Marine organisms that cannot adapt to rising temperatures migrate to cooler water areas or die
Marine molluscs — that comprise several marine species — have collapsed in parts of the eastern Mediterranean due to rising temperature of water, according to a recent study.
As water turns warmer due to global warming, marine organisms that cannot adapt to changing temperature migrate to cooler water areas or die.
An international research team led by Paolo G Albano from the University of Vienna investigated the effect of climate change on biodiversity in the eastern Mediterranean as an example.
The study was published in the Proceedings of the Royal Society B: Biological Sciences and published January 6, 2021.
The research team quantified local extinction for marine molluscs, such as snails and mussels. They surveyed the Israeli shelves in the eastern Mediterranean, which is one of the warmest areas in the Mediterranean Sea. It has experienced a temperature increase of approximately 3 degrees Celsius between 1980 and 2013.
It records an average temperature of 32 degrees Celsius in the summer.
The team gathered over 100 samples from the seafloor to gauge the characteristics of local mollusc populations — the species present, their numbers, etc.

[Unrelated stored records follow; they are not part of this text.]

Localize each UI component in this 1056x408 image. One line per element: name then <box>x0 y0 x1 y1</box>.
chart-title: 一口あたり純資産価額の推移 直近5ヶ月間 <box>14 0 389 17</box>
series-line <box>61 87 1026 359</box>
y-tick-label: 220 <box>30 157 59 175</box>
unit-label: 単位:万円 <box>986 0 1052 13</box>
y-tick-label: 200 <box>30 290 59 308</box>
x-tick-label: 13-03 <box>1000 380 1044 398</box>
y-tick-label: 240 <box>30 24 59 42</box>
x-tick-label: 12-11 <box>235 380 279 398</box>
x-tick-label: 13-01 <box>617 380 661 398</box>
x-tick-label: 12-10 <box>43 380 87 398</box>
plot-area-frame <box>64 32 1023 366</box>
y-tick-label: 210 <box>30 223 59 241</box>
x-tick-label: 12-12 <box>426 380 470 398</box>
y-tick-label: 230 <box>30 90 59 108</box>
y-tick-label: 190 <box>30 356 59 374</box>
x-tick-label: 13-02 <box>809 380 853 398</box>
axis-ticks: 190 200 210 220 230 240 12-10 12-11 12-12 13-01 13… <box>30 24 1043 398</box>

These were then compared to historical data on the same topic. Only around 12 per cent of the shallow-sediment molluscs noted in the historical records are still present today. On rocky reefs, that number is only five per cent.
While the mollusc species originally native to the eastern Mediterranean are on the decline, tropical invaders have increased significantly, the research found. The species that migrate via the Suez Canal are well adapted to the warm water in the eastern Mediterranean and can, therefore, settle in large numbers.
They now form large populations with fully reproductive individuals.
The researchers estimated that 60 per cent of the remaining local mollusc populations were below their reproductive size.
There are several other factors contributing to the collapse of the species, most notably pollution and the pressures from invasive species, according to Alabano.